20年も続く「デフレ」のなかにいる日本
◆インフレは「モノの値段が上がり続ける」
日本はいま、20年も続いている「デフレ」のなかにいます。デフレは、景気が悪いことが原因で起こります。
景気がいいと、お給料が上がって、人々はたくさん買い物をするようになります。すると「需要と供給」の関係が変わり、商品の値段が上がっていきます。商品をつくる材料も値上がりします。こうして、いろんなモノの値段が上がっていくことを「インフレーション(インフレ)」といいます。お給料が上がるのはうれしいことですが、インフレが進みすぎるのは困りもの。お給料が上がらない人にとっては、「モノが高すぎて買えない!」ということになるからです。
◆日本は20年間デフレからぬけ出せない
反対に、景気が悪いと商品が売れなくなります。やむなく商品を値下げすると、今度は会社のもうけがなくなるので、社員のお給料も減ります。こうしていろんなモノの値段が下がっていくことを「デフレーション(デフレ)」といいます。

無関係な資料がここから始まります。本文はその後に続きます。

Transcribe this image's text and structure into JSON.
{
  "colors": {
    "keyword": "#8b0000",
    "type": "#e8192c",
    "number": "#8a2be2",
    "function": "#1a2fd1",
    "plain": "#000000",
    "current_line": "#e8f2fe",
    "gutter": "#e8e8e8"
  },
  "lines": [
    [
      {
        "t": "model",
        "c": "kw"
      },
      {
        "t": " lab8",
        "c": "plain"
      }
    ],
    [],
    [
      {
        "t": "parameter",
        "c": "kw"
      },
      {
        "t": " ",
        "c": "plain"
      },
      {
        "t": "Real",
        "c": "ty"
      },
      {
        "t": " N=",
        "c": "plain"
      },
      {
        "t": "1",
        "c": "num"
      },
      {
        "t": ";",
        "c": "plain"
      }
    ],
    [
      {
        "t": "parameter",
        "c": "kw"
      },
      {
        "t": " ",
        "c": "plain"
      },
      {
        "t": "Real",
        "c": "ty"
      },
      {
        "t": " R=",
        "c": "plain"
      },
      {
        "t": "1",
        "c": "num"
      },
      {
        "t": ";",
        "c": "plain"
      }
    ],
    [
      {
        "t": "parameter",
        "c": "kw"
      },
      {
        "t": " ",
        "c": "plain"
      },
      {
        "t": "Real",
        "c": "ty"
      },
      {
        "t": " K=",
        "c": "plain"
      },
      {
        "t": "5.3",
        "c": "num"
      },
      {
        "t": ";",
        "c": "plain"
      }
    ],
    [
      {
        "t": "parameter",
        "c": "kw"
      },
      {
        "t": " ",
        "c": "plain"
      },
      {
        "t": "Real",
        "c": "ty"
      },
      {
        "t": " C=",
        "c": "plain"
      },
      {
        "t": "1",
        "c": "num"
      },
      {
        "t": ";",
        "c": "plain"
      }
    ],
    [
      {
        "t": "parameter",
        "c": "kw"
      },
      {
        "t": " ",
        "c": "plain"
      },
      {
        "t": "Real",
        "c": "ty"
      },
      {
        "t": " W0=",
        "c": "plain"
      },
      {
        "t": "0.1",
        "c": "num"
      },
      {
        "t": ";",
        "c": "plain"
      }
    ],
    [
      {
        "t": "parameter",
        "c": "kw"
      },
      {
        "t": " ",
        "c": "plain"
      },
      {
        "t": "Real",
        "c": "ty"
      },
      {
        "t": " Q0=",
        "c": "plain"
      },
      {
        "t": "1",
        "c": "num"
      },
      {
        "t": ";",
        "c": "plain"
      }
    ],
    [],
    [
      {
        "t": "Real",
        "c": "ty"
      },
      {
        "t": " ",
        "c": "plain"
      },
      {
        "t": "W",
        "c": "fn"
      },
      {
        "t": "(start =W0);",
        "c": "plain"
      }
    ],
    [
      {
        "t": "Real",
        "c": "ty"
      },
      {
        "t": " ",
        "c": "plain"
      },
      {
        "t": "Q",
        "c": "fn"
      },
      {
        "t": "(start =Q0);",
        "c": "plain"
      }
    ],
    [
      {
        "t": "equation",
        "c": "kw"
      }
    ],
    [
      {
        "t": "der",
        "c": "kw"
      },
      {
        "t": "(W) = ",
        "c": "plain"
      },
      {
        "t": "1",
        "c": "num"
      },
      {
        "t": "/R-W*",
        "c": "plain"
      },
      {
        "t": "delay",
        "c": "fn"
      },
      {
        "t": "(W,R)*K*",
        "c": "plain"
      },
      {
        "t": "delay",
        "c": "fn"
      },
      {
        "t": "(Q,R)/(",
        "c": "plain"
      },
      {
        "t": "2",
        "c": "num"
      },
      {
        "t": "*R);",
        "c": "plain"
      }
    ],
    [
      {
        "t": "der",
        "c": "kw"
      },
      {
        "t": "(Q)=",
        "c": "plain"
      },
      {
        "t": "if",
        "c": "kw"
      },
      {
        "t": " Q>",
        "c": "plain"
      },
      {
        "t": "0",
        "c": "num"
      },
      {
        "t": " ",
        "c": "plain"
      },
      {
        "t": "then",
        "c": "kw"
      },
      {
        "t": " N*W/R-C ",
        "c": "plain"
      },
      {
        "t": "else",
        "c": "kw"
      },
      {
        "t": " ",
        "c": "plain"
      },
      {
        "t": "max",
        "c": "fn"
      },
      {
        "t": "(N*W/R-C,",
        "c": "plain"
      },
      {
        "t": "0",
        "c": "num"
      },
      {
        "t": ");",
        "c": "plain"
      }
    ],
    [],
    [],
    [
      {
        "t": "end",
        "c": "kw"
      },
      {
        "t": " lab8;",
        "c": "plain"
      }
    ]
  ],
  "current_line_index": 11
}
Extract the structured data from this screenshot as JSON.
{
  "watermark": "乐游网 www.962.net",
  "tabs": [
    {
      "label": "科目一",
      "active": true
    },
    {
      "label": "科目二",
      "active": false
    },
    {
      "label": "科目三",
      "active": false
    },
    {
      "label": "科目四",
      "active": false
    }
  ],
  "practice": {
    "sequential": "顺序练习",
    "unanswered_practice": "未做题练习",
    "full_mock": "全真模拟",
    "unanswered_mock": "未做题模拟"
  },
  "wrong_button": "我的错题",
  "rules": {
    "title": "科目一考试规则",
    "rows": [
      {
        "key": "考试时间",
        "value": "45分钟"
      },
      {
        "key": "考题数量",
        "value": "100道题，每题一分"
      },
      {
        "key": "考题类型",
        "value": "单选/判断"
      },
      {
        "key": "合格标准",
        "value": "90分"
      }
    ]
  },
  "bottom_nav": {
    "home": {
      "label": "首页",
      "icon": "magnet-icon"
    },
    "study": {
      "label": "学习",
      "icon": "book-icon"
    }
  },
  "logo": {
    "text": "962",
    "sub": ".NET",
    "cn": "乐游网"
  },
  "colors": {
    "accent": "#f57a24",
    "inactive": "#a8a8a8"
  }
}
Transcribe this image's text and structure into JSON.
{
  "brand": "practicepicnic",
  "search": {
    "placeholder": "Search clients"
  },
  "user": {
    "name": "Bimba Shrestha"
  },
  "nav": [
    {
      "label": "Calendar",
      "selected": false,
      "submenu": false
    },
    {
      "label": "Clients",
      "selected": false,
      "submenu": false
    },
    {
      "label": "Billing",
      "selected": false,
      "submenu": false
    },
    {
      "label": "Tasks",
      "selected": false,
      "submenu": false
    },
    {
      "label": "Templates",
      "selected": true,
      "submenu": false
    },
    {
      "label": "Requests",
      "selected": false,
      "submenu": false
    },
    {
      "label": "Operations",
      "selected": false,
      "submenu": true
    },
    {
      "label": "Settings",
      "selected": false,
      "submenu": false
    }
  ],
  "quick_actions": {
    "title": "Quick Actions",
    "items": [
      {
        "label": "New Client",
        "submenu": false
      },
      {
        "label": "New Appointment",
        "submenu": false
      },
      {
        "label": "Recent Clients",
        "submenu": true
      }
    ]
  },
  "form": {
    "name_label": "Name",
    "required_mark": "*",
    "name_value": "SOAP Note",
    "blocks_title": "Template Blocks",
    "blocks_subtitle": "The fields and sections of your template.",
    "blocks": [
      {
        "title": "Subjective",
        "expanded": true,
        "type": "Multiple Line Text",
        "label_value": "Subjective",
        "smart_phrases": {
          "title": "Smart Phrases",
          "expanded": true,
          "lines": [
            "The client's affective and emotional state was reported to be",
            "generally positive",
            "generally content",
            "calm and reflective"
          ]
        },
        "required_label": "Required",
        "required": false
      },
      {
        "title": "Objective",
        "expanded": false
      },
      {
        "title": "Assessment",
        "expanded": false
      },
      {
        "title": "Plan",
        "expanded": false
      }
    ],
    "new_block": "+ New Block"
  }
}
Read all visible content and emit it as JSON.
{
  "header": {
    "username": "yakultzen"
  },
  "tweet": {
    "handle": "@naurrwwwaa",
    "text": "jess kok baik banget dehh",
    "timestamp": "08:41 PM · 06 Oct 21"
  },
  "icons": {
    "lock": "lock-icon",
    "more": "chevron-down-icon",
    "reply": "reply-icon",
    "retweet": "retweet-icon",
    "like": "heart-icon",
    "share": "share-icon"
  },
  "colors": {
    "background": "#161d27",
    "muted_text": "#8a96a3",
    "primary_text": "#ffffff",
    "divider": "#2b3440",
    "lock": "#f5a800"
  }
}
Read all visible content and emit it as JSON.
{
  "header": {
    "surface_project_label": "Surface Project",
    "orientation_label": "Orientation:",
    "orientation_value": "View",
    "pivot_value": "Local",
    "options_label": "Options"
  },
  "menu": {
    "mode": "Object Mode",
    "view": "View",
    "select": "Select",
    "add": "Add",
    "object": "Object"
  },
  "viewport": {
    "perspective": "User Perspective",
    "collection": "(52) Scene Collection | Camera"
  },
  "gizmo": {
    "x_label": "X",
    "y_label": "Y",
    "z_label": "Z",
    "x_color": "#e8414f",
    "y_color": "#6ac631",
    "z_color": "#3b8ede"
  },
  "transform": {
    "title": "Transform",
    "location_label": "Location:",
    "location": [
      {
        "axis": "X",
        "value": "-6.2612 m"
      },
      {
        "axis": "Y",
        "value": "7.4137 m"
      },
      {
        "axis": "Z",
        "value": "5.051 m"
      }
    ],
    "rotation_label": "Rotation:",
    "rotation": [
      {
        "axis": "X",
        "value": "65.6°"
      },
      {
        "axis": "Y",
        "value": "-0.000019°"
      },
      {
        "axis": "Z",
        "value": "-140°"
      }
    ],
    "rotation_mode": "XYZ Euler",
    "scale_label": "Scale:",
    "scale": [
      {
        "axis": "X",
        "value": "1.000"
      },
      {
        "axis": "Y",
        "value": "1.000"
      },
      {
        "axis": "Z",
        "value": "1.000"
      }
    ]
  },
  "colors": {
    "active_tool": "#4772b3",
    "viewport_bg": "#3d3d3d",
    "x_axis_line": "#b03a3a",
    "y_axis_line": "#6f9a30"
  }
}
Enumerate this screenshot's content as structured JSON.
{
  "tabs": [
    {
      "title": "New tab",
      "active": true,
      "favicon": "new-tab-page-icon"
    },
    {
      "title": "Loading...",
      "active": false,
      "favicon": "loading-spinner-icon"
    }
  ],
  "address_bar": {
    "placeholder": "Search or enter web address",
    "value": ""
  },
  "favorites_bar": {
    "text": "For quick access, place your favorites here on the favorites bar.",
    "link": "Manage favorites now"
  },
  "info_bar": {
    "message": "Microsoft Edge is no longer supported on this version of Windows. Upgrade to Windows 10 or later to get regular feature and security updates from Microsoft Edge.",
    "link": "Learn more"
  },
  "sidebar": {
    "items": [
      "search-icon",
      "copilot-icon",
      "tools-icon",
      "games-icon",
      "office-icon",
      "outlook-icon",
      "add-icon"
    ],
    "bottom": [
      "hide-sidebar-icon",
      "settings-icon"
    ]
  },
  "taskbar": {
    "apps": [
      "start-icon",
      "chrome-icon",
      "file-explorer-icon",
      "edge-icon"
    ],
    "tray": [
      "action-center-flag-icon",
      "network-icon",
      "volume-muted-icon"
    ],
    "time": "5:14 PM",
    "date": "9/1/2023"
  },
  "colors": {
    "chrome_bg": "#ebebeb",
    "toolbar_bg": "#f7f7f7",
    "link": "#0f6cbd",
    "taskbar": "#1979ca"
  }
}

「商品が安く買えるんだから、いいじゃないか」と思ったら、大まちがいです。デフレで商品が安くなると、会社のもうけが減り、社員の給料も下がります。すると、ますます値段を下げないと商品が売れなくなります。こうして、モノの値段やお給料がどんどん下がり続ける悪循環のことを「デフレ・スパイラル」といいます。日本が長いあいだデフレからぬけ出せないのも、このデフレ・スパイラルのせいなんです。
ジンバブエという国でおそろしいインフレが起こったことがあります。ジンバブエドルが使われていたのですが、モノの値段が上がり続けたため、ついには「100兆ジンバブエドル」というお札が発行されたほど。お金の信用が失われてしまい、いまはアメリカドルと交換できる新しいお金が使われています。
スタート地点から「格差」が生じないよう国がサポート
◆国は格差を小さくしようとしている
お金持ちと、貧しい人たちの差が開いています。お金持ちはどんどんお金をもうけているのに、貧しい人たちは一生懸命働いても、お給料が増えません。こうした「格差社会」が、いまニュースになっています。私たちが暮らしている世の中は、「資本主義」といって、みんなが自由に競争し、才能がある人や一生懸命がんばった人が成功してもうかるしくみになっています。でも、成功しなかったからといって、食べるのにも苦労するぐらいの給料しかもらえなかったり、子どもが学校に通えなくなったりするようでは、私たちは安心して暮らしていけません。
そこでいま日本は、国からの働きかけによって格差を小さくするべきだという考え方をもとに動いています。たとえば、税金はお金持ちからよりたくさんとり、そうでない人の税金は少なくする。生活が苦しい人には「生活保護」といって、国からのお金を援助し、健康な暮らしを送れるようにしています。
◆すべての子どもを同じスタートラインに
とくに、子どもに対しては手厚いサポートを用意しています。公立の小学校、中学校、高校の授業料は無料です。私立の中学校、高校の授業料も無償にしようという動きもあります。
大人が競争した結果、ゴールの地点で差が生じるのは、さけられないことかもしれません。でも、競争がはじまる子どものときから差があるのは、不公平ですよね。お金がない家に生まれても、ほかの人と同じスタートラインに立てるよう、国がサポートしている、ということです。きみの人生は、きみのがんばりしだいですよ。